Mettons nous à sa place; voyons ce qu'il doit faire voyons ce que l'expérience nous prouve qu'il fait toujours.

Faussement accusé, il a pour lui sa moralité; c'est dans la ville où il fait sa résidence ordinaire que cette moralité est plus connue : il ne voudra pas perdre l'avantage d'une impression aussi forte et aussi certaine sur l'esprit de tous les cœurs droits, pour recourir à des juges auxquels l'habitude de sa vie serait inconnue.

Supposera-t-on un homme qui ait déjà subi dans sa ville une première condamnation, et qui

T. IX.

ensuite ait été mis en accusation à raison d'un délit qu'il n'a point commis? Présumera-t-on qu'il y ait alors à craindre une trop grande prévention contre lui?

Il ne peut pas se flatter que sa première condamnation soit ignorée par les juges qu'il voudrait choisir ; et s'il est une prévention qui naisse du premier jugement, elle est inévitable.

Les passions et les préjugés naissent, dit-on, plus facilement, et prennent dans les petites villes une plus grande intensité. Il faudrait, dans cette opinion, aller plus loin : il faudrait supposer que les jurés, qui ne sont convoqués des diverses parties du département que pour le jour où ils doivent juger, seront aussi tout à coup saisis par une impression que repousse la conscience d'un homme qui va remplir l'auguste fonction de prononcer sur le sort d'un autre homme.

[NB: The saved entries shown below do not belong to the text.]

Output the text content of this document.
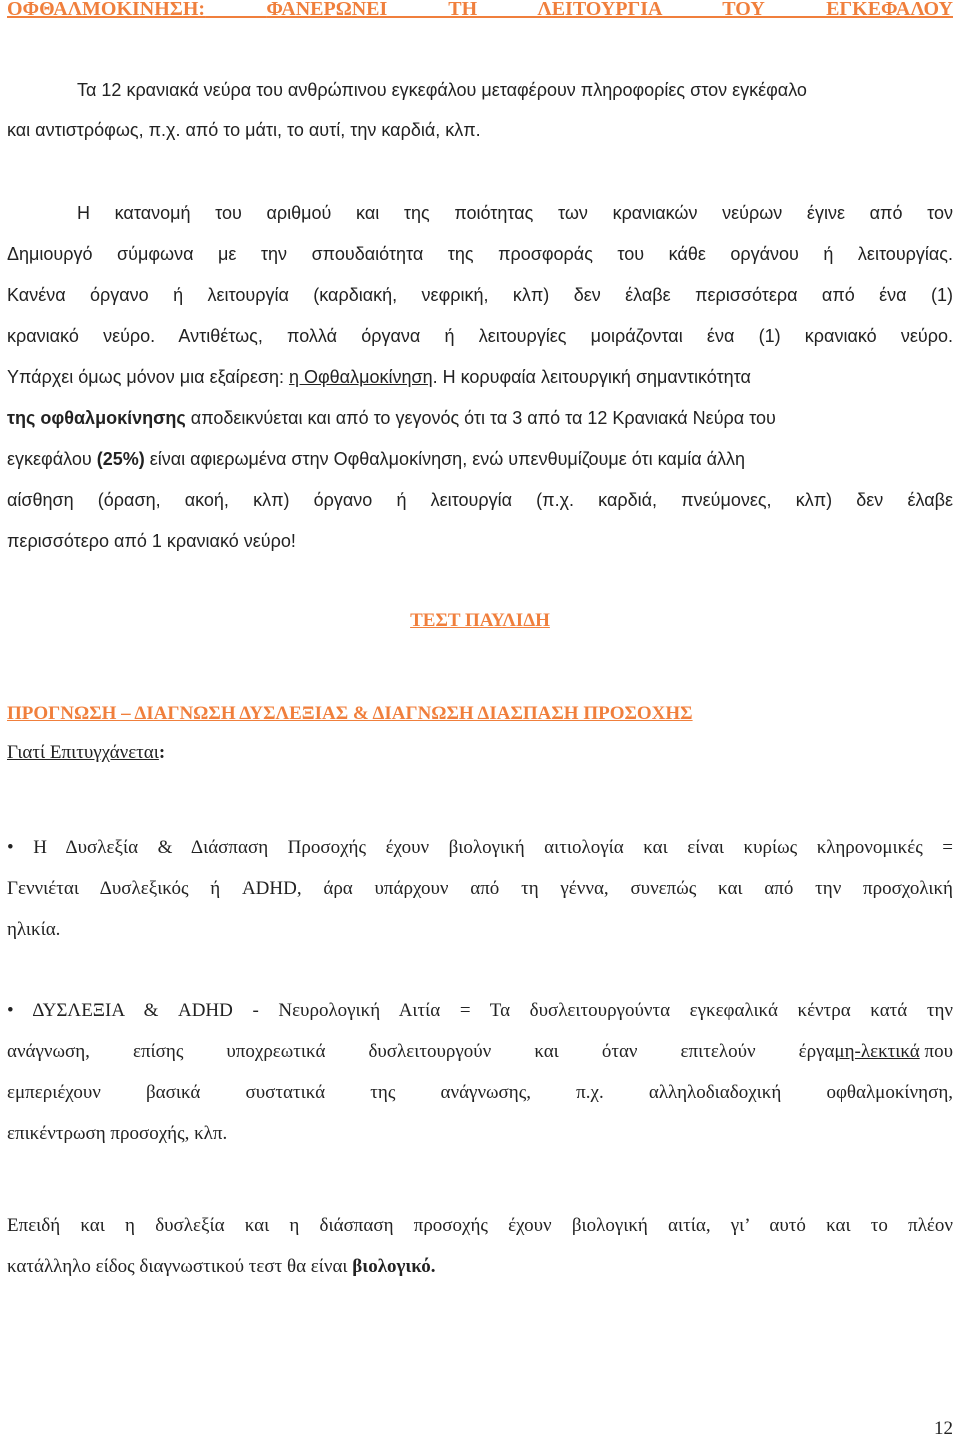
ΟΦΘΑΛΜΟΚΙΝΗΣΗ:	ΦΑΝΕΡΩΝΕΙ ΤΗ ΛΕΙΤΟΥΡΓΙΑ ΤΟΥ ΕΓΚΕΦΑΛΟΥ
Τα 12 κρανιακά νεύρα του ανθρώπινου εγκεφάλου μεταφέρουν πληροφορίες στον εγκέφαλο
και αντιστρόφως, π.χ. από το μάτι, το αυτί, την καρδιά, κλπ.
Η κατανομή του αριθμού και της ποιότητας των κρανιακών νεύρων έγινε από τον
Δημιουργό σύμφωνα με την σπουδαιότητα της προσφοράς του κάθε οργάνου ή λειτουργίας.
Κανένα όργανο ή λειτουργία (καρδιακή, νεφρική, κλπ) δεν έλαβε περισσότερα από ένα (1)
κρανιακό νεύρο. Αντιθέτως, πολλά όργανα ή λειτουργίες μοιράζονται ένα (1) κρανιακό νεύρο.
Υπάρχει όμως μόνον μια εξαίρεση: η Οφθαλμοκίνηση. Η κορυφαία λειτουργική σημαντικότητα
της οφθαλμοκίνησης αποδεικνύεται και από το γεγονός ότι τα 3 από τα 12 Κρανιακά Νεύρα του
εγκεφάλου (25%) είναι αφιερωμένα στην Οφθαλμοκίνηση, ενώ υπενθυμίζουμε ότι καμία άλλη
αίσθηση (όραση, ακοή, κλπ) όργανο ή λειτουργία (π.χ. καρδιά, πνεύμονες, κλπ) δεν έλαβε
περισσότερο από 1 κρανιακό νεύρο!
ΤΕΣΤ ΠΑΥΛΙΔΗ
ΠΡΟΓΝΩΣΗ – ΔΙΑΓΝΩΣΗ ΔΥΣΛΕΞΙΑΣ & ΔΙΑΓΝΩΣΗ ΔΙΑΣΠΑΣΗ ΠΡΟΣΟΧΗΣ
Γιατί Επιτυγχάνεται:
• Η Δυσλεξία & Διάσπαση Προσοχής έχουν βιολογική αιτιολογία και είναι κυρίως κληρονομικές =
Γεννιέται Δυσλεξικός ή ADHD, άρα υπάρχουν από τη γέννα, συνεπώς και από την προσχολική
ηλικία.
• ΔΥΣΛΕΞΙΑ & ADHD - Νευρολογική Αιτία = Τα δυσλειτουργούντα εγκεφαλικά κέντρα κατά την
ανάγνωση, επίσης υποχρεωτικά δυσλειτουργούν και όταν επιτελούν έργα μη-λεκτικά που
εμπεριέχουν βασικά συστατικά της ανάγνωσης, π.χ. αλληλοδιαδοχική οφθαλμοκίνηση,
επικέντρωση προσοχής, κλπ.
Επειδή και η δυσλεξία και η διάσπαση προσοχής έχουν βιολογική αιτία, γι’ αυτό και το πλέον
κατάλληλο είδος διαγνωστικού τεστ θα είναι βιολογικό.
12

Mais enfin, supposons qu'un malheur aussi invraisemblable soit possible, et qu'il puisse être attribué au degré de population de la commune où réside ordinairement l'accusé; au moins n'aurait-on pas dû étendre cette présomption à tous les cas où cette population serait au-dessous de 40,000 habitants. Le nombre de 40,000 se rencontre à peine dans quatorze ou quinze villes du nombre de celles de tout l'empire où sont établies des cours criminelles.

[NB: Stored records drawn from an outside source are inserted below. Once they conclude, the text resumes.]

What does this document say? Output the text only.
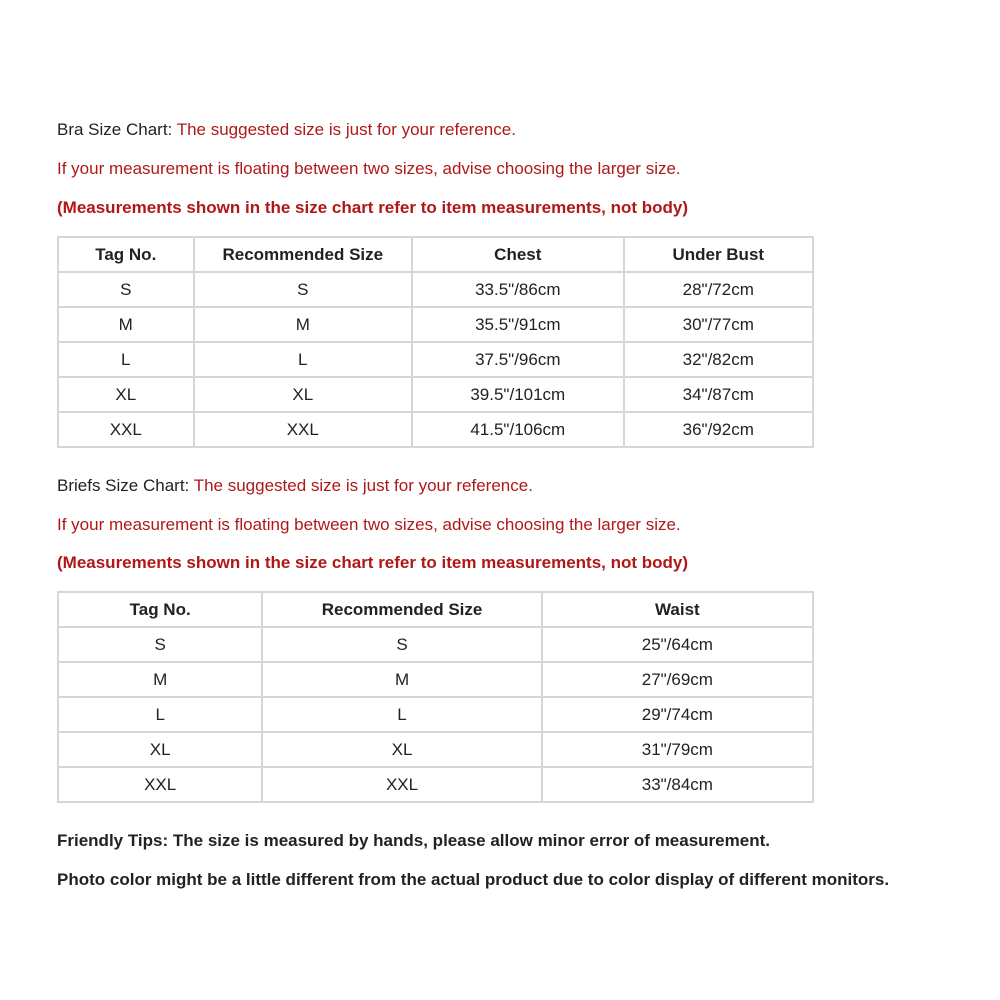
Bra Size Chart: The suggested size is just for your reference.
If your measurement is floating between two sizes, advise choosing the larger size.
(Measurements shown in the size chart refer to item measurements, not body)
Tag No.	Recommended Size	Chest	Under Bust
S	S	33.5"/86cm	28"/72cm
M	M	35.5"/91cm	30"/77cm
L	L	37.5"/96cm	32"/82cm
XL	XL	39.5"/101cm	34"/87cm
XXL	XXL	41.5"/106cm	36"/92cm
Briefs Size Chart: The suggested size is just for your reference.
If your measurement is floating between two sizes, advise choosing the larger size.
(Measurements shown in the size chart refer to item measurements, not body)
Tag No.	Recommended Size	Waist
S	S	25"/64cm
M	M	27"/69cm
L	L	29"/74cm
XL	XL	31"/79cm
XXL	XXL	33"/84cm
Friendly Tips: The size is measured by hands, please allow minor error of measurement.
Photo color might be a little different from the actual product due to color display of different monitors.
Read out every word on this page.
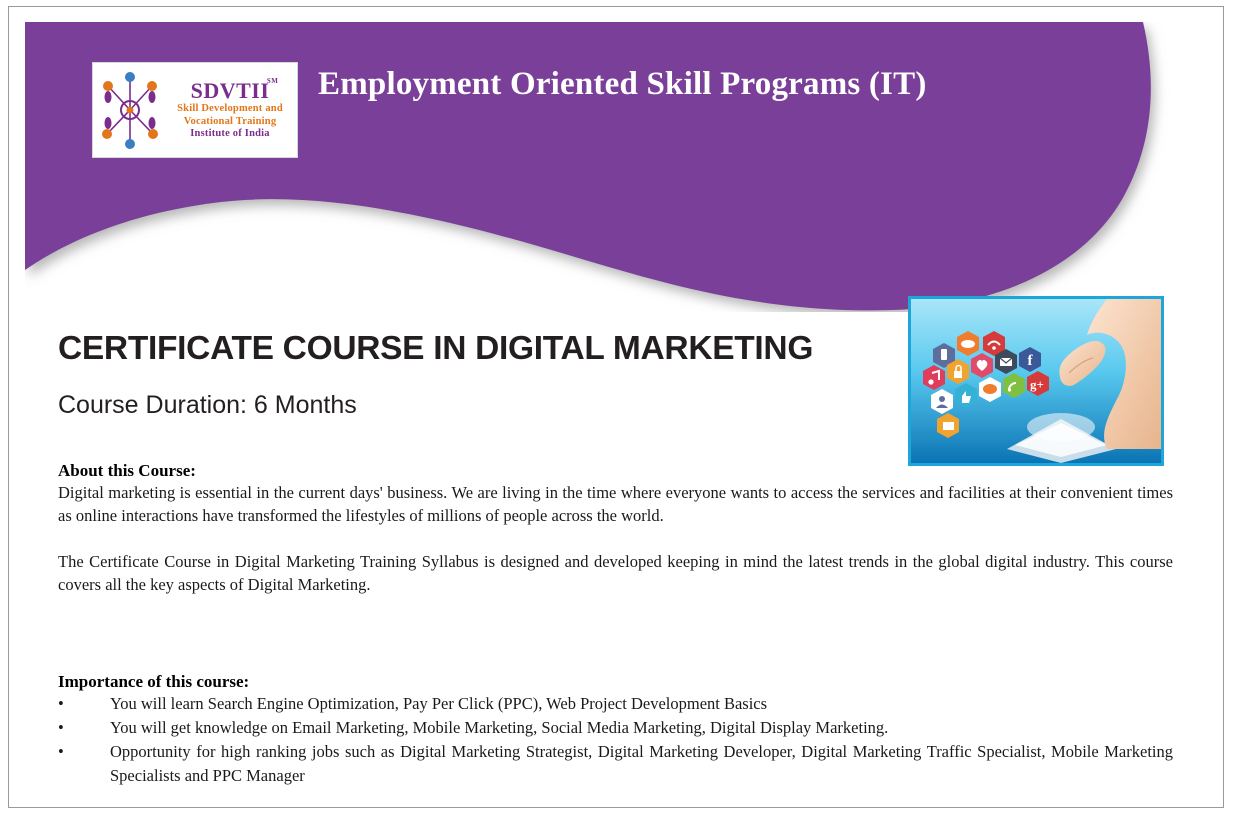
SDVTII
SM
Skill Development and
Vocational Training
Institute of India
Employment Oriented Skill Programs (IT)
CERTIFICATE COURSE IN DIGITAL MARKETING
Course Duration: 6 Months
f
g+
About this Course:
Digital marketing is essential in the current days' business. We are living in the time where everyone wants to access the services and facilities at their convenient times as online interactions have transformed the lifestyles of millions of people across the world.
The Certificate Course in Digital Marketing Training Syllabus is designed and developed keeping in mind the latest trends in the global digital industry. This course covers all the key aspects of Digital Marketing.
Importance of this course:
•	You will learn Search Engine Optimization, Pay Per Click (PPC), Web Project Development Basics
•	You will get knowledge on Email Marketing, Mobile Marketing, Social Media Marketing, Digital Display Marketing.
•	Opportunity for high ranking jobs such as Digital Marketing Strategist, Digital Marketing Developer, Digital Marketing Traffic Specialist, Mobile Marketing Specialists and PPC Manager
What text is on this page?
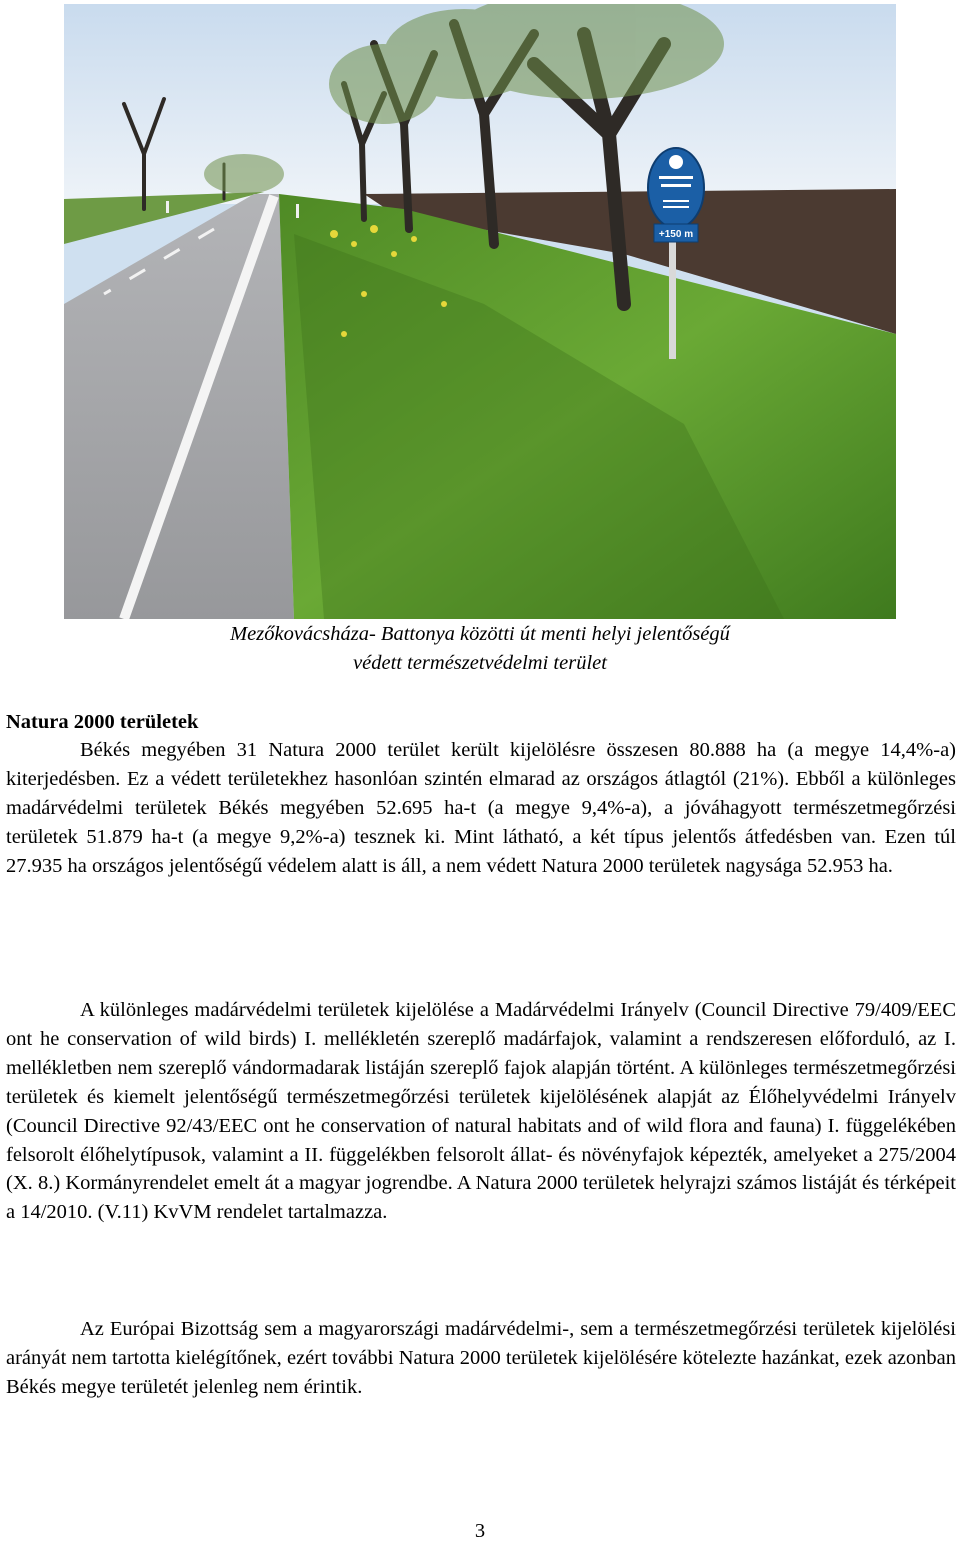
+150 m
Mezőkovácsháza- Battonya közötti út menti helyi jelentőségű
védett természetvédelmi terület
Natura 2000 területek

Békés megyében 31 Natura 2000 terület került kijelölésre összesen 80.888 ha (a megye 14,4%-a) kiterjedésben. Ez a védett területekhez hasonlóan szintén elmarad az országos átlagtól (21%). Ebből a különleges madárvédelmi területek Békés megyében 52.695 ha-t (a megye 9,4%-a), a jóváhagyott természetmegőrzési területek 51.879 ha-t (a megye 9,2%-a) tesznek ki. Mint látható, a két típus jelentős átfedésben van. Ezen túl 27.935 ha országos jelentőségű védelem alatt is áll, a nem védett Natura 2000 területek nagysága 52.953 ha.

A különleges madárvédelmi területek kijelölése a Madárvédelmi Irányelv (Council Directive 79/409/EEC ont he conservation of wild birds) I. mellékletén szereplő madárfajok, valamint a rendszeresen előforduló, az I. mellékletben nem szereplő vándormadarak listáján szereplő fajok alapján történt. A különleges természetmegőrzési területek és kiemelt jelentőségű természetmegőrzési területek kijelölésének alapját az Élőhelyvédelmi Irányelv (Council Directive 92/43/EEC ont he conservation of natural habitats and of wild flora and fauna) I. függelékében felsorolt élőhelytípusok, valamint a II. függelékben felsorolt állat- és növényfajok képezték, amelyeket a 275/2004 (X. 8.) Kormányrendelet emelt át a magyar jogrendbe. A Natura 2000 területek helyrajzi számos listáját és térképeit a 14/2010. (V.11) KvVM rendelet tartalmazza.

Az Európai Bizottság sem a magyarországi madárvédelmi-, sem a természetmegőrzési területek kijelölési arányát nem tartotta kielégítőnek, ezért további Natura 2000 területek kijelölésére kötelezte hazánkat, ezek azonban Békés megye területét jelenleg nem érintik.

3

On eût dù, dans ce système, ne considérer que les villes où, à raison d'un nombre d'habitants beaucoup inférieur, on eût pu, avec un peu moins d'invraisemblance, supposer la réunion des esprits, des passions, des intérêts, pour opposer à l'innocence un préjugé redoutable. On a pensé que l'idée d'une pareille réunion dans une commune au-dessus de 10,000 habitants ne pouvait pas être plus longtemps maintenue: c'est même pour éviter de porter la moindre atteinte au système actuel de la législation sur la procédure criminelle, jusqu'à ce qu'un code définitif soit publié, que l'on vous propose, Messieurs, de maintenir l'option dans le cas de la résidence habituelle de l'accusé dans une commune d'une populatiou au-dessous de 10,000 âmes. Ce sera d'ailleurs un moyen d'éprouver à quel degré la loi ainsi modifiée serait encore, par l'abus qu'en feraient les coupables, un obstacle à la poursuite des crimes.

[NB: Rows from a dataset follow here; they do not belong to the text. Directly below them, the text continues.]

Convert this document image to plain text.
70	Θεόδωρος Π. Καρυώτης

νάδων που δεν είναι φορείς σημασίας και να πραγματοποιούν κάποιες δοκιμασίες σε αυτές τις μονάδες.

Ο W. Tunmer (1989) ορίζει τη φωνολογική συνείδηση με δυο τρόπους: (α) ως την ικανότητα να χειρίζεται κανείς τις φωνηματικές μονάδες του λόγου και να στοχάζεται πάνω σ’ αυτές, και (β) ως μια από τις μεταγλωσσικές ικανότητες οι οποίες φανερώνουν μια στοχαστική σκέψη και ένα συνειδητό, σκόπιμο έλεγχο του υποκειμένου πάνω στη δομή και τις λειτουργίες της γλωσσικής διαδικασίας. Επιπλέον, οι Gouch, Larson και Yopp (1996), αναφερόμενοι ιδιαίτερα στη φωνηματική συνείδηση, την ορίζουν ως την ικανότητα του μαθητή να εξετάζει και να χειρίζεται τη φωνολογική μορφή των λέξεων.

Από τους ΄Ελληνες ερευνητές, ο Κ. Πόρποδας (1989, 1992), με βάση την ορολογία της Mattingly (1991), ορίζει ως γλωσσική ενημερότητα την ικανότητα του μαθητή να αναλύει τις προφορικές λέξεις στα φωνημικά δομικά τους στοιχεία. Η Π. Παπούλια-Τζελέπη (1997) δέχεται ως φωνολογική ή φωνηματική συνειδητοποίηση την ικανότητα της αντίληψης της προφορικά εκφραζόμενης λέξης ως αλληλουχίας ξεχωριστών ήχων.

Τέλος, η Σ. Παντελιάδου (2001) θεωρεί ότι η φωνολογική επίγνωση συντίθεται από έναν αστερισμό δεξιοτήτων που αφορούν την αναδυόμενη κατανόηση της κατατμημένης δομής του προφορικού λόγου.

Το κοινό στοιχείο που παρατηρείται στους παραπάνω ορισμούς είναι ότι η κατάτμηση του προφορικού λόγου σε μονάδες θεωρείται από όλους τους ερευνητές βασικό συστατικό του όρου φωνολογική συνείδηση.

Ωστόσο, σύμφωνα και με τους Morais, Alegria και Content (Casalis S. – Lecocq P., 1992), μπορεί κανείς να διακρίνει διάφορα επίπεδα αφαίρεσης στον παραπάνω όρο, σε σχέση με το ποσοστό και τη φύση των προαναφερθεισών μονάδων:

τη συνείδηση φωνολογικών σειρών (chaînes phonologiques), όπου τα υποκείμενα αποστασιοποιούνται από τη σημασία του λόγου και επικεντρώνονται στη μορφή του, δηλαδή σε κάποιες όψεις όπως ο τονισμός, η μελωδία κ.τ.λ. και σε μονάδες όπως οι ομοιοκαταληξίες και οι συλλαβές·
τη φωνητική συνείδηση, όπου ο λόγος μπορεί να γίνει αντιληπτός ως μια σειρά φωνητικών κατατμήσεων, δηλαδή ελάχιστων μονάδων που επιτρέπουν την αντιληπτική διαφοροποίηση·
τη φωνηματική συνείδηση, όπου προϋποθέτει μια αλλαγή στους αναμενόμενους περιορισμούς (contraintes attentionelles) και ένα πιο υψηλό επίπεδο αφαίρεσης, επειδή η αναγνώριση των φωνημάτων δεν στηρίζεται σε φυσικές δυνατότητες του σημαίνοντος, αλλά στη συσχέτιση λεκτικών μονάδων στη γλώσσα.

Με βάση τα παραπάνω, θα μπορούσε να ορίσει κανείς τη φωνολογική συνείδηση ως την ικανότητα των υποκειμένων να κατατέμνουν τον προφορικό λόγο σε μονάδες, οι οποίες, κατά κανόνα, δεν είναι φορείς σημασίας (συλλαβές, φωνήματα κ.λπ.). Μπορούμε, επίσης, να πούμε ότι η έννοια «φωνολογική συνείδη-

Tels sont les motifs de la loi dont je vais, Messieurs, vous faire lecture.

Projet de loi.

Art. 1er. Lorsque, sur l'appel d'un jugement définitif en matière correctionnelle, la cour de justice criminelle en prononcera la nullité pour violation ou omission de forme prescrites par la loi, ladite cour statuera sur le fond; il est, quant à ce, dérogé à l'article 202 du Code des délits et des peines, du 3 brumaire an IV. La disposition de cet article, relative à l'annulation de jugement pour cause d'incompétence, continuera son exécution.

Art. 2. Le prévenu en police correctionnelle ne sera pas recevable à présenter, comme moyen de cassation, les nullités commises en première instance et qu'il n'aurait pas opposées devant la cour d'appel, en exceptant seulement la nullité pour cause d'incompétence.

Art. 3. Le droit d'option accordé aux accusés par l'article 303 et suivants jusqu'à l'article 314 du Code des délits et des peines, ne pourra être exercé à l'avenir, par les accusés, que dans le seul cas où la commune dans laquelle siége la cour criminelle, sera celle de la résidence habituelle de l'accusé, et où la population de cette commune sera au-dessous de 10,000 âmes.

Le Corps législatif arrête que ce projet de loi sera transmis au Tribunat par un message. MM. Galli, Jaubert et Berlier, conseillers d'Etat, sont introduits.